JIMMY Barnes now measures his vices by a nip rather than a bottle.
To lubricate his gravelled tonsils before a show, he will sip a shot of single malt whiskey as he runs through a series of wall-shaking warm-up screams backstage.
After decades of a hedonistic rock'n'roll lifestyle, abusing his body with alcohol and drugs to escape the mental anguish of the harrowing childhood he shared in his first memoir Working Class Boy.
As its sequel Working Class Man is released today, Barnes said his new vice is pilates and recently he tried surfing.
And his grandfather babysitting duties keep him way too busy to risk lapsing into old habits.
"I will sometimes have a drink of whiskey at night if I am putting my feet up and watching some TV. I'll have a nice single malt whisky," he said.
"I don't drink to get smashed anymore. I'm not destructive anymore. I can have a glass of wine, I'm not a big wine drinker, but if it's a really nice wine, I'll have a taste.
"I never drank in my life for the taste, I drank to get hammered. Not anymore. I just want the taste. I'm not taking drugs. My vice at the moment is pilates. I'm getting pretty good and I'm starting to get strength.
"I'm just doing normal s*** I'm writing songs again, I've been recording. I don't have time to waste. If I had a big night now it would f*** up my schedule for so long, I don't have time to be out of commission. I don't know how I did it before."
In the Working Class Man memoir, Barnes reveals time and time again how he tried to conquer his addictions and get sober.
He tried everything, taking sessions with wellness guru Deepak Chopra, meditating with monks, going to spas and rehab clinics.
After decades of falling off the wagon, he finally found a therapist he could work with to deal with the bigger issues of childhood trauma which came flooding back into his memory after watching the Snowtown movie in his hotel room while on tour.
"I think one of the things that was really important was around 2012 I started going to see therapist. I tried to see a few before but as soon as they said something I didn't like, I wanted to smash them in the face and leave," he said.
"I knew I had to see someone and finally I found this one person Peter who seemed to work for me. I still didn't like what he said and I was an uncomfortable as s ... sitting down and talking about myself, especially about the mistakes I made.
"But we persevered and for a while, I was going twice a week. Peter would have wanted me to go seven days a week because I was like a case study.
"Eventually the rapport happened and he started helping. That, with the help of my family, and me helping myself, taking responsibility for myself, I took my own power back with a bit of help from friends."
Next year Barnes will again take to the stage to share the ups and downs of his life on the road with Cold Chisel and then as a solo artist, falling in love with his wife Jane and starting their family and his mental health struggles.

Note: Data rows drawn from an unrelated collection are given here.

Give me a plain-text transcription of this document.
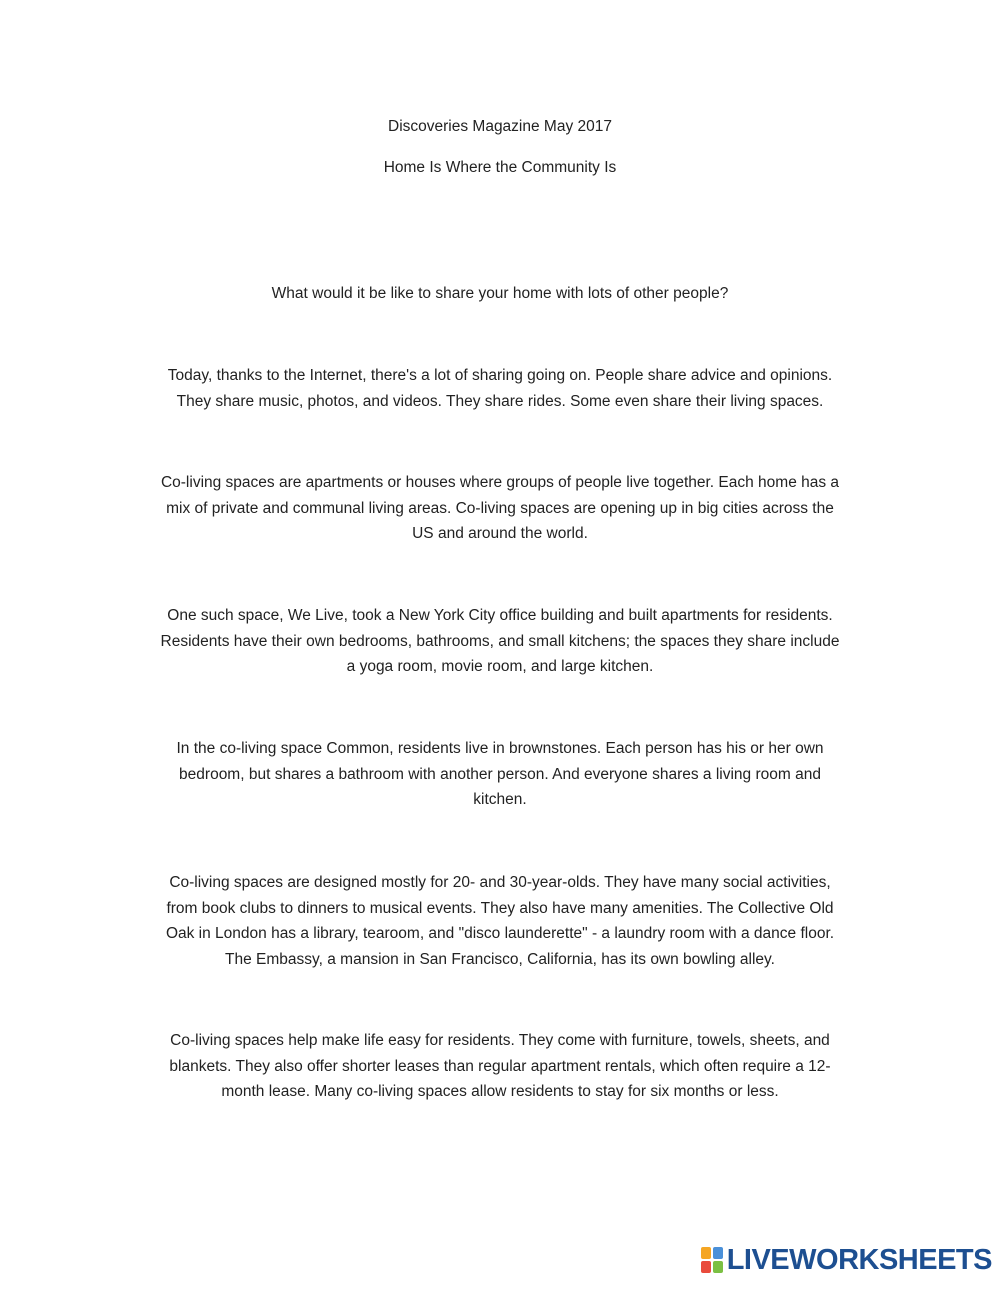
Discoveries Magazine May 2017
Home Is Where the Community Is
What would it be like to share your home with lots of other people?

Today, thanks to the Internet, there's a lot of sharing going on. People share advice and opinions.

They share music, photos, and videos. They share rides. Some even share their living spaces.

Co-living spaces are apartments or houses where groups of people live together. Each home has a

mix of private and communal living areas. Co-living spaces are opening up in big cities across the

US and around the world.

One such space, We Live, took a New York City office building and built apartments for residents.

Residents have their own bedrooms, bathrooms, and small kitchens; the spaces they share include

a yoga room, movie room, and large kitchen.

In the co-living space Common, residents live in brownstones. Each person has his or her own

bedroom, but shares a bathroom with another person. And everyone shares a living room and

kitchen.

Co-living spaces are designed mostly for 20- and 30-year-olds. They have many social activities,

from book clubs to dinners to musical events. They also have many amenities. The Collective Old

Oak in London has a library, tearoom, and "disco launderette" - a laundry room with a dance floor.

The Embassy, a mansion in San Francisco, California, has its own bowling alley.

Co-living spaces help make life easy for residents. They come with furniture, towels, sheets, and

blankets. They also offer shorter leases than regular apartment rentals, which often require a 12-

month lease. Many co-living spaces allow residents to stay for six months or less.

LIVEWORKSHEETS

The Working Class Man: An Evening of Stories and Songs tour goes on sale and will follow the record-breaking run of shows he did in late 2016 and earlier this year in support of his first book.
Those shows often had the audience and himself in tears as he bravely opened up about the damage wrought by family violence and poverty.

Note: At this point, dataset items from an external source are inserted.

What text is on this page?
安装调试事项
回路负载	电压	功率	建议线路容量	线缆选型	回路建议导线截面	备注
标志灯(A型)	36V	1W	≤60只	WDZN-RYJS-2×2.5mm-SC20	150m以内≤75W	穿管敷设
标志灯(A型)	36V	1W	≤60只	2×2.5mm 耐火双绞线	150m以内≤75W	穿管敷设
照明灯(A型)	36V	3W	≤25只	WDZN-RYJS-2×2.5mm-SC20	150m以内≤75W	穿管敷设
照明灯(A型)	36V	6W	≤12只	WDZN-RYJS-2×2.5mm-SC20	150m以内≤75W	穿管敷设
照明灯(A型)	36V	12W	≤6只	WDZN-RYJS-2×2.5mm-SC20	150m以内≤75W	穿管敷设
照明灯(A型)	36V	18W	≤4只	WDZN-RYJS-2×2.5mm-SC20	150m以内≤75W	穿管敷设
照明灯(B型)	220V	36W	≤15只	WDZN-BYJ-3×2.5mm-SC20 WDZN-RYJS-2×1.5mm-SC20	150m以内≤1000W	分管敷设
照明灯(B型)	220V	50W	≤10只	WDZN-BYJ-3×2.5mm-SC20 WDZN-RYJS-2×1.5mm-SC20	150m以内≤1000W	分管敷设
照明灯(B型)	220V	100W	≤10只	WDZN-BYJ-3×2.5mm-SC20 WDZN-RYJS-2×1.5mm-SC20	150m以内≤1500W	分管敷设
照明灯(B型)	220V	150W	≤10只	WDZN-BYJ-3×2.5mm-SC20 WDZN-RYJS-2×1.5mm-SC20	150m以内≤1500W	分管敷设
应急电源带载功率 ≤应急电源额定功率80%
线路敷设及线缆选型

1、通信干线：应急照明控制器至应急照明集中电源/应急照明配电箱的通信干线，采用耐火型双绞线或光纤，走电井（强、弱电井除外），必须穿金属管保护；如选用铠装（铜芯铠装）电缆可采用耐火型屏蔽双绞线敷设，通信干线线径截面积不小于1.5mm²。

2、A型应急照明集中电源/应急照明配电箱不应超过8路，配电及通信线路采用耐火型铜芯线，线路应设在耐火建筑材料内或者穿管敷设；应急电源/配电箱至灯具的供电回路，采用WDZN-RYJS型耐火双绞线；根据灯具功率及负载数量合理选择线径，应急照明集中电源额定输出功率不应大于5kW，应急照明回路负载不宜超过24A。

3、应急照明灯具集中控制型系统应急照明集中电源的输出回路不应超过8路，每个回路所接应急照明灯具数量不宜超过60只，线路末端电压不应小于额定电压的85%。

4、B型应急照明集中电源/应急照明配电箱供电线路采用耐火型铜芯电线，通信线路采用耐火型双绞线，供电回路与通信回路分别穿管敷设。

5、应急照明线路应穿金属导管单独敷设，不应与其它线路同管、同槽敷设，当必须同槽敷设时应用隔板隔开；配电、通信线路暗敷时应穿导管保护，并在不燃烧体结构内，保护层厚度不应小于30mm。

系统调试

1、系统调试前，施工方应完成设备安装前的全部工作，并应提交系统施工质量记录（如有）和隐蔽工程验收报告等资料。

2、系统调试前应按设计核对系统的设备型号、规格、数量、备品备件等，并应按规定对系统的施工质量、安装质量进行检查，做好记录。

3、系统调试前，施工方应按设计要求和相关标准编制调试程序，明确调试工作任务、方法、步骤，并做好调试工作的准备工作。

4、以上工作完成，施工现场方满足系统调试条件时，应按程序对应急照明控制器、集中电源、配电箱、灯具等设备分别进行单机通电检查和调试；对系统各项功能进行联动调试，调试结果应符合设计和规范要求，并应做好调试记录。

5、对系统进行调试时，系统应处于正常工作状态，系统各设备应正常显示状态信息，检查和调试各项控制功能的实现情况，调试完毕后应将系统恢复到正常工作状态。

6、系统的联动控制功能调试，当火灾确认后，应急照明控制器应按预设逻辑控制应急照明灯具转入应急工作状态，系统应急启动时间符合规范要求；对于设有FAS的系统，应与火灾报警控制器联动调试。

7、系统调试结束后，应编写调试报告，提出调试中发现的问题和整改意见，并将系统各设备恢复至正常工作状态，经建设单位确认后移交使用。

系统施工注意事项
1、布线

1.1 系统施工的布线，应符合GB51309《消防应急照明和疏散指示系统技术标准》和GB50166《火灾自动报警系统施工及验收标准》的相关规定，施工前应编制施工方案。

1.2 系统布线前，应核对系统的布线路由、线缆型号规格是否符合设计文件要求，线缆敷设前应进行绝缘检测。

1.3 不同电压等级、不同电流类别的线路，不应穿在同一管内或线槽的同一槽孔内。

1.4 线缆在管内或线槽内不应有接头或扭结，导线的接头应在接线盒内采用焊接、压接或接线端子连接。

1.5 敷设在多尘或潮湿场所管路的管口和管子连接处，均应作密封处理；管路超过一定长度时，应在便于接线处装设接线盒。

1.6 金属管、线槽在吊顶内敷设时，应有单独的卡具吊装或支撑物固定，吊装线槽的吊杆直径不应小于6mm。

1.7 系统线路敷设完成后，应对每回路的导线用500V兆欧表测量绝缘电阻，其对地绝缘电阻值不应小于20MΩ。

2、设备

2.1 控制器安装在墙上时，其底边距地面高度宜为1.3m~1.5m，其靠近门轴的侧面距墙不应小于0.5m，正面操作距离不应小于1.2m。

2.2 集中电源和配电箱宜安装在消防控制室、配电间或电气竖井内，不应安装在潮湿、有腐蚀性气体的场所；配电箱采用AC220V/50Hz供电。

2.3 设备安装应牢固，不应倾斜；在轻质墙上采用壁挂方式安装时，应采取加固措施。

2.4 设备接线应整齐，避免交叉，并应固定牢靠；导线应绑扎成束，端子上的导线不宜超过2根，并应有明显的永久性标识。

"I'm a little nervous. It's delicate stuff to talk about but it's stuff that has to be spoken about. And it's not unique to me," he said.

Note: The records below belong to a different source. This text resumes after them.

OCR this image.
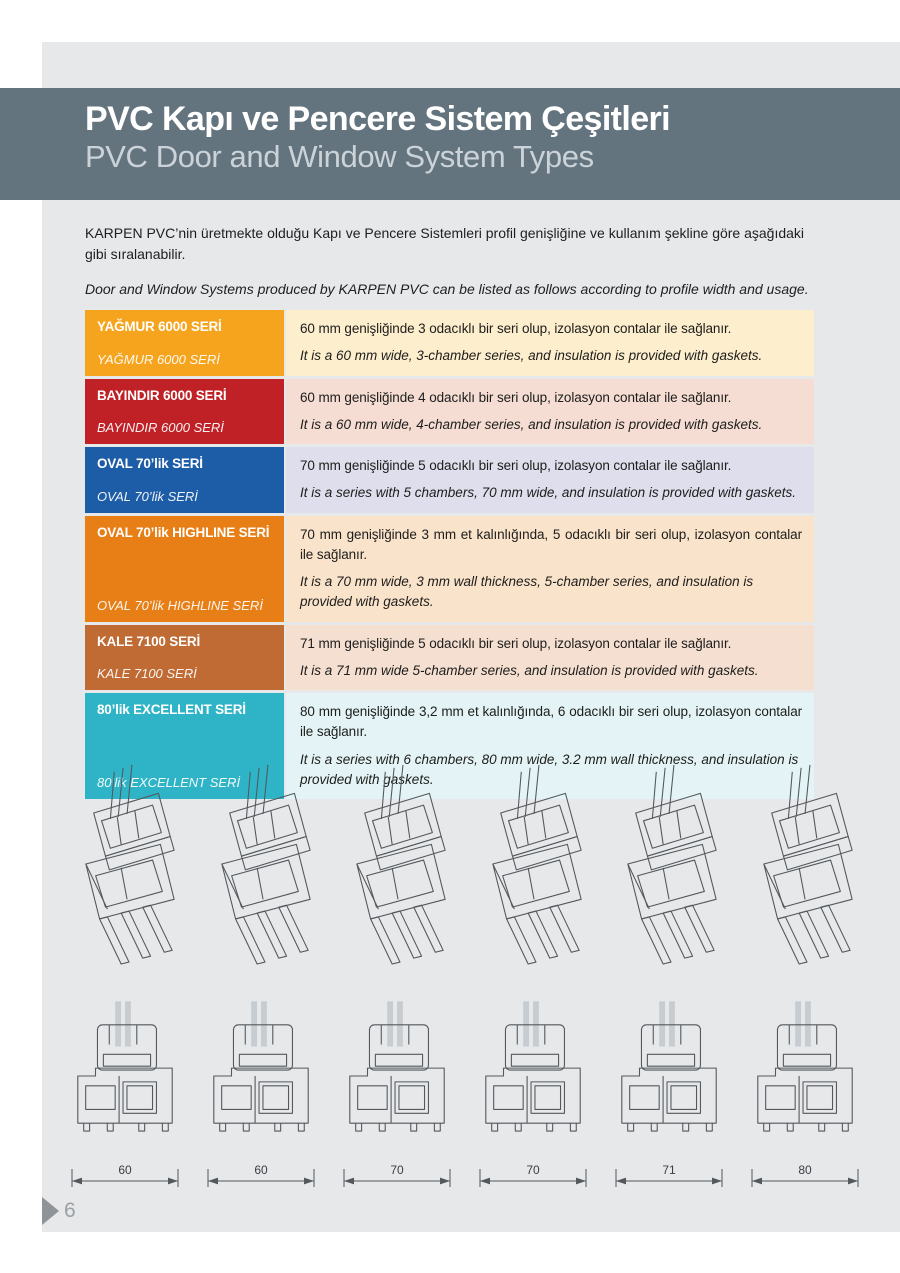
PVC Kapı ve Pencere Sistem Çeşitleri
PVC Door and Window System Types

KARPEN PVC’nin üretmekte olduğu Kapı ve Pencere Sistemleri profil genişliğine ve kullanım şekline göre aşağıdaki gibi sıralanabilir.

Door and Window Systems produced by KARPEN PVC can be listed as follows according to profile width and usage.

YAĞMUR 6000 SERİ
YAĞMUR 6000 SERİ

60 mm genişliğinde 3 odacıklı bir seri olup, izolasyon contalar ile sağlanır.

It is a 60 mm wide, 3-chamber series, and insulation is provided with gaskets.

BAYINDIR 6000 SERİ
BAYINDIR 6000 SERİ

60 mm genişliğinde 4 odacıklı bir seri olup, izolasyon contalar ile sağlanır.

It is a 60 mm wide, 4-chamber series, and insulation is provided with gaskets.

OVAL 70’lik SERİ
OVAL 70’lik SERİ

70 mm genişliğinde 5 odacıklı bir seri olup, izolasyon contalar ile sağlanır.

It is a series with 5 chambers, 70 mm wide, and insulation is provided with gaskets.

OVAL 70’lik HIGHLINE SERİ
OVAL 70’lik HIGHLINE SERİ

70 mm genişliğinde 3 mm et kalınlığında, 5 odacıklı bir seri olup, izolasyon contalar ile sağlanır.

It is a 70 mm wide, 3 mm wall thickness, 5-chamber series, and insulation is provided with gaskets.

KALE 7100 SERİ
KALE 7100 SERİ

71 mm genişliğinde 5 odacıklı bir seri olup, izolasyon contalar ile sağlanır.

It is a 71 mm wide 5-chamber series, and insulation is provided with gaskets.

80’lik EXCELLENT SERİ
80’lik EXCELLENT SERİ

80 mm genişliğinde 3,2 mm et kalınlığında, 6 odacıklı bir seri olup, izolasyon contalar ile sağlanır.

It is a series with 6 chambers, 80 mm wide, 3.2 mm wall thickness, and insulation is provided with gaskets.

60	60	70	70	71	80
6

"And it's not all doom or gloom, there's some funny s*** in there."
Having added best-selling author to his long list of achievements as one of Australia's most successful and beloved musical heroes, would Barnes contemplate writing another book?
"I'm going to write horror fiction next. I think it would be easier. I'm losing sleep with this s*** Who would be the monster? Probably me again," he said laughing.
Working Class Man by Jimmy Barnes is out today. The Working Class Man: Stories and Songs tour is on sale from 10am.